In this talk, we will first present the results of a dedicated experimental campaign at the LOHENGRIN fragment-recoil spectrometer, designed to determine the PDT characteristics of PIPS detectors. The PDT effect was systematically investigated as a function of mass and energy, using a dedicated time-of-flight setup. In addition, the pulse height defect (PHD) was determined, simultaneously. The studies were conducted for five PIPS detectors, with kinetic energies and mass numbers ranging from 20 to 110 MeV and 85 to 149, respectively. Using digital signal processing, an excellent timing resolution was achieved, reaching as low as 60 ps (one $\sigma$) for the heavy ions. We will present the complete set of PDT and PHD data for all detectors used in the experiment campaign, and we will discuss the mass- and energy-dependent trends of the PDT and PHD. Furthermore, the inter-detector comparison of the PDT and PHD data will be presented.
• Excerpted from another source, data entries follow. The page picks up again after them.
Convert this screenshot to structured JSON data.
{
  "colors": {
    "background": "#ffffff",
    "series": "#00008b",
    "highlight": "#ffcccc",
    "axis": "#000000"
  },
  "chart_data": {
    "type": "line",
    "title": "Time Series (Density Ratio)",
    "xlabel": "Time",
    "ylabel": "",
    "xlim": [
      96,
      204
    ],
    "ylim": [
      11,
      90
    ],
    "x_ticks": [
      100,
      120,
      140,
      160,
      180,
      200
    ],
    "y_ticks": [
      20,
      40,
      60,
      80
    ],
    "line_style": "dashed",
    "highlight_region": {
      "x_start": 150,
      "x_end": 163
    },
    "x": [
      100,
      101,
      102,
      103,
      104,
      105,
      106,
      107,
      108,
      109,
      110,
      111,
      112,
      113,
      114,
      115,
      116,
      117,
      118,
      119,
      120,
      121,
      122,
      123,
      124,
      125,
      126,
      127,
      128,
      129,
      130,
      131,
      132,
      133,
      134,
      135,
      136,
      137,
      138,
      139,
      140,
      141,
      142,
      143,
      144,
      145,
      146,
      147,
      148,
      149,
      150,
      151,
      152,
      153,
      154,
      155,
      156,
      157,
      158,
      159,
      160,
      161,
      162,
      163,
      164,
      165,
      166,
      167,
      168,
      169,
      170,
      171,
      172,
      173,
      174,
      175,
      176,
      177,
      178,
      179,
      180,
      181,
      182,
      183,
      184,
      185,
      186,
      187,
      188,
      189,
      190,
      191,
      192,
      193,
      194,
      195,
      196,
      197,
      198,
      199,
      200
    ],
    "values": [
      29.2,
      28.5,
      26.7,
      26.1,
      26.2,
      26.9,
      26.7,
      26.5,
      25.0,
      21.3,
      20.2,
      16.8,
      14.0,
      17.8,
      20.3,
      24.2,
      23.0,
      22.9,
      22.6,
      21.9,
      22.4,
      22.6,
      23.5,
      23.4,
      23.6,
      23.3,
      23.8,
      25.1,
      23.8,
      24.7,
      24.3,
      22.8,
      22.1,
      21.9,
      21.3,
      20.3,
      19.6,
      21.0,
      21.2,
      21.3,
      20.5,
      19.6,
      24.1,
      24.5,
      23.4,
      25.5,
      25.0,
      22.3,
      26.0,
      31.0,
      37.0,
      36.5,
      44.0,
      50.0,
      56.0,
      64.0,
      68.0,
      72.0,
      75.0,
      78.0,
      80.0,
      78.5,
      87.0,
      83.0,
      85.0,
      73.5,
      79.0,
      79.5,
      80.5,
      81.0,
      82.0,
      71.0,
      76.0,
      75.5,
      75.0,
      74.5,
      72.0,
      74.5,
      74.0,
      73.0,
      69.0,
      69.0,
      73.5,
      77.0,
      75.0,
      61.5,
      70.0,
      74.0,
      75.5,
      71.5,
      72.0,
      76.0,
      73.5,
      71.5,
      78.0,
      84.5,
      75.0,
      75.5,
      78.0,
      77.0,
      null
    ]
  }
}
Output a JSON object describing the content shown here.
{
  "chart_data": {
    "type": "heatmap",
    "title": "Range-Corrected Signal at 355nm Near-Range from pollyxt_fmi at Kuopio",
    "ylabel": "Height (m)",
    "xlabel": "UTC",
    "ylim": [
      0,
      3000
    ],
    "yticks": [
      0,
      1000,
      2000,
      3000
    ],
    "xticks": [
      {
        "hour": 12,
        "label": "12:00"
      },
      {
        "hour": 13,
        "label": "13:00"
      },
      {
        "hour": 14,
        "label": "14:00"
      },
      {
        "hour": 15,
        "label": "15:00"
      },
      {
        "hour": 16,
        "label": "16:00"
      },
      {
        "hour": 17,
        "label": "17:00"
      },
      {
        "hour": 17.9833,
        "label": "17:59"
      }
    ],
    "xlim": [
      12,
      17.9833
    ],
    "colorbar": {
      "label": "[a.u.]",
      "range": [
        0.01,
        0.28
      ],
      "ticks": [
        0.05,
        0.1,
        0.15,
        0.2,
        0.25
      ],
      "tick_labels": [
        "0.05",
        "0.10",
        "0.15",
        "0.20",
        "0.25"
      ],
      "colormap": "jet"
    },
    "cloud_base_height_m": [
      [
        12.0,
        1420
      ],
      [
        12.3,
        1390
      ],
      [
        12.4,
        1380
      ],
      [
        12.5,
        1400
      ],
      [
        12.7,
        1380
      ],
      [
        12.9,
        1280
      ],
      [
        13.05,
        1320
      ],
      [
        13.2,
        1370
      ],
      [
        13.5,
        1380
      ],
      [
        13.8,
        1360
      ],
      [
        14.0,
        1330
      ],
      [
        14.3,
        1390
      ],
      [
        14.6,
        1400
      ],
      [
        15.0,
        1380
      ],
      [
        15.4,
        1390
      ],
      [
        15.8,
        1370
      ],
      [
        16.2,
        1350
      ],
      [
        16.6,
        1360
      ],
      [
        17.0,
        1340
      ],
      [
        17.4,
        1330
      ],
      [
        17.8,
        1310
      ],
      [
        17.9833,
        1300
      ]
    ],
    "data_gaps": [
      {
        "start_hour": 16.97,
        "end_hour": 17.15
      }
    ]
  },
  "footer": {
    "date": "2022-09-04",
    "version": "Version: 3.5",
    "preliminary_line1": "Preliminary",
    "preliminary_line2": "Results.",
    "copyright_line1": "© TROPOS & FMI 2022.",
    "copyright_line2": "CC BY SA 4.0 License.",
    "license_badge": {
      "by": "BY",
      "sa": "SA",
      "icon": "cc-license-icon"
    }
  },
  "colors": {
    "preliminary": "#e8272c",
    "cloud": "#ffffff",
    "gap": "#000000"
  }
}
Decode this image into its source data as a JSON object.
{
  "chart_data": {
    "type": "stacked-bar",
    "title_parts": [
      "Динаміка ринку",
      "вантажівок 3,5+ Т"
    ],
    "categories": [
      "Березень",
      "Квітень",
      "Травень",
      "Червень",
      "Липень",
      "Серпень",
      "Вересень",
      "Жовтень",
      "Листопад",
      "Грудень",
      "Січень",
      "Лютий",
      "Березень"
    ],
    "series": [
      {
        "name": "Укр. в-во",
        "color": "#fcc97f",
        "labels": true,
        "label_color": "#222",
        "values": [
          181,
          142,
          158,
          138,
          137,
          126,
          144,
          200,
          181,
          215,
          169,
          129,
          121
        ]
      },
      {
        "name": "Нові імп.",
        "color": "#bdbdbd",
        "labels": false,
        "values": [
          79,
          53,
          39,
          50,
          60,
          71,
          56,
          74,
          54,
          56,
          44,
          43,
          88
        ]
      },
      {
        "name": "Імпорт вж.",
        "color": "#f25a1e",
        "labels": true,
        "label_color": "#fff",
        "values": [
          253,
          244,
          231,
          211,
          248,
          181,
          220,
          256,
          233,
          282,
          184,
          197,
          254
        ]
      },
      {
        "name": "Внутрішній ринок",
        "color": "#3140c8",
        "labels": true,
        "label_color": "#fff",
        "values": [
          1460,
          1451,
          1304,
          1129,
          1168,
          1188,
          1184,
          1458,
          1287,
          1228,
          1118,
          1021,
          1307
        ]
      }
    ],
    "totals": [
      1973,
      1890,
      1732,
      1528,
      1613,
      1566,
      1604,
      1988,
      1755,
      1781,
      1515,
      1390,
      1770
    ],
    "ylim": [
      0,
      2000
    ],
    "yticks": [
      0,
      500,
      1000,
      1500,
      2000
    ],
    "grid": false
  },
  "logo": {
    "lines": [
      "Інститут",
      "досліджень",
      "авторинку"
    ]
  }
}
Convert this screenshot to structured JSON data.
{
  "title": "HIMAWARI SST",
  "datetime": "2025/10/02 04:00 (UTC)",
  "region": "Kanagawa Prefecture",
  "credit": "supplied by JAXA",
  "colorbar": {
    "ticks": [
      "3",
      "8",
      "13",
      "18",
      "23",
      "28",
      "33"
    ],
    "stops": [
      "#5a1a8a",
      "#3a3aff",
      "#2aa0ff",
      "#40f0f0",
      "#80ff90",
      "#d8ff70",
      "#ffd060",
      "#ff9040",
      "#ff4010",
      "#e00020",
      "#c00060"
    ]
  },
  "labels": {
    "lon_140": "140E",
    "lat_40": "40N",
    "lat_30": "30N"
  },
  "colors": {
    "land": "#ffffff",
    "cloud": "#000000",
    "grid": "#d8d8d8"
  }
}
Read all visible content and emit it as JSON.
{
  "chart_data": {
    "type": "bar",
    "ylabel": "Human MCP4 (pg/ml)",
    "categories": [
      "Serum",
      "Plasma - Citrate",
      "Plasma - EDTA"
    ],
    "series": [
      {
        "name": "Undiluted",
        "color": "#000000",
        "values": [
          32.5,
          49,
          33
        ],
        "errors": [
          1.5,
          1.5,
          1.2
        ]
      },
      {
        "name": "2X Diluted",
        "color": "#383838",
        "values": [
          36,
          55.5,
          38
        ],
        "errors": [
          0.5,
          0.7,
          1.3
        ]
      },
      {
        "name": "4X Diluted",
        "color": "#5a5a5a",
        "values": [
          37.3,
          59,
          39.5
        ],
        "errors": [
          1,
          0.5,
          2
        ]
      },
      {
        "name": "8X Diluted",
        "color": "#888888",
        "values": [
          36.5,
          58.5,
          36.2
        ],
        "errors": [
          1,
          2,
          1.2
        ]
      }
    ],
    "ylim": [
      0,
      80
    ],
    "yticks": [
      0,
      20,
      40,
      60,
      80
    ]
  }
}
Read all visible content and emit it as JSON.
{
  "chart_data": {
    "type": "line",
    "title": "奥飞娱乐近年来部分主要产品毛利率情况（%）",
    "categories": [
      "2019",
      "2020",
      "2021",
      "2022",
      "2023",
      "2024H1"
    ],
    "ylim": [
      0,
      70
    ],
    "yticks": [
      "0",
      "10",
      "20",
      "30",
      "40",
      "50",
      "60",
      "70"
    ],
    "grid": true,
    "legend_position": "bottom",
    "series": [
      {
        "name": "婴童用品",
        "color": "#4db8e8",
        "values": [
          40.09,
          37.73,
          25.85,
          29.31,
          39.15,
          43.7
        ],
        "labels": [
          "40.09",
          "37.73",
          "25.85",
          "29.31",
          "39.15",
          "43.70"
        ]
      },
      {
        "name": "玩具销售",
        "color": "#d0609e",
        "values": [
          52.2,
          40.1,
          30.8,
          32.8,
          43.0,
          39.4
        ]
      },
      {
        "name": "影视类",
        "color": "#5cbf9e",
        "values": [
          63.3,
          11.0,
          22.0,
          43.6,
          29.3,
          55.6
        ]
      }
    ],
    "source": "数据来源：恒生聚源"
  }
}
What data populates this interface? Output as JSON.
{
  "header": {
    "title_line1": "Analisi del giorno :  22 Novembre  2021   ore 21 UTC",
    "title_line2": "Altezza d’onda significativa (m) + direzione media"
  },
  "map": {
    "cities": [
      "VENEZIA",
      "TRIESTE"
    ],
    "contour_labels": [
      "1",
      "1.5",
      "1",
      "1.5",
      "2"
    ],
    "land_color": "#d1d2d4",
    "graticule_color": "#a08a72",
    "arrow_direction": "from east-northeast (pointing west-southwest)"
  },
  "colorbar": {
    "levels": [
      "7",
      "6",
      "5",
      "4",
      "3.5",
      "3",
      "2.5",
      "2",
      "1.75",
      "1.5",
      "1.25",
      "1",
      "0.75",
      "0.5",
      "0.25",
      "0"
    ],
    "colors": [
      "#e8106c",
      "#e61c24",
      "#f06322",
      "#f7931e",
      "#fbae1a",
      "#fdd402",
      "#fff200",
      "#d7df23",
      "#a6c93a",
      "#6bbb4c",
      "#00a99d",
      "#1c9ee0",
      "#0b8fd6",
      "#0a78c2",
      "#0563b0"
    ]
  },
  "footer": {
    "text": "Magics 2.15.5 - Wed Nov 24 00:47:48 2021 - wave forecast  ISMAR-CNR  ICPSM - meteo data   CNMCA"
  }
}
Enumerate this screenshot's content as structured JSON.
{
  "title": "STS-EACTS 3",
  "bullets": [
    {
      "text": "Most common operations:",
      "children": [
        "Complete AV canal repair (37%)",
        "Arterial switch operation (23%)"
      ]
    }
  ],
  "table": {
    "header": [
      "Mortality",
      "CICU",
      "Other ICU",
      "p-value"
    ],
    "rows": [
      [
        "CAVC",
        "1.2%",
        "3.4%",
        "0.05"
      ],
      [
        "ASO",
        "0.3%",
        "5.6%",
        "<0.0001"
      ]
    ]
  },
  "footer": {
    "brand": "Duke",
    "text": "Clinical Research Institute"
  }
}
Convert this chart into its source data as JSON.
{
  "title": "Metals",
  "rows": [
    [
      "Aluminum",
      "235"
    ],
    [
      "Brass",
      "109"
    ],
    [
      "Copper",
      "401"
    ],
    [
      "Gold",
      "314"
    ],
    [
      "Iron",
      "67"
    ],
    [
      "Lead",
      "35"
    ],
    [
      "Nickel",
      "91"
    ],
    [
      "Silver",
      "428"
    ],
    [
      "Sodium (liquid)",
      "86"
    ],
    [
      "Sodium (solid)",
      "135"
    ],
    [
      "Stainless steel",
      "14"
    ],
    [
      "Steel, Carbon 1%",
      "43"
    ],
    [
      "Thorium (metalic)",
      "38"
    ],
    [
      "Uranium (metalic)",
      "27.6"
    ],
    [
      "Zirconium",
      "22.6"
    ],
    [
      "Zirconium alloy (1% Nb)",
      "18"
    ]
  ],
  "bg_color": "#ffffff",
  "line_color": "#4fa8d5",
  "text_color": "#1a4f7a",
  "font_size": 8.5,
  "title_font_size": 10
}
We will conclude on the plasma delay studies by presenting the newly developed two-dimensional parameterisation of the PDT.
In the second part of the talk, we will shed light on the recent progress of the spectrometer at JRC Geel. The challenges and achievements in the re-operation and upgrade of VERDI will be highlighted. This includes the characterization of the performance of the PIPS detectors mounted on a new flange employing new pre-amplifiers. Moreover, we will present the upgrade of both MCPs of VERDI, including the installation of a new position-sensitive MCP. The results of the position-sensitivity analysis and the optimal operation of the MCP will be discussed. Another aspect is the use of a new DAQ framework, called Acquisition and Broadcast of Collected Data (ABCD). ABCD has been coupled to new digitizer cards with superior sampling frequency and number of bits, to assure optimal energy and TOF resolutions. All these successful developments facilitate new fission experiments with VERDI, that will be performed in 2024.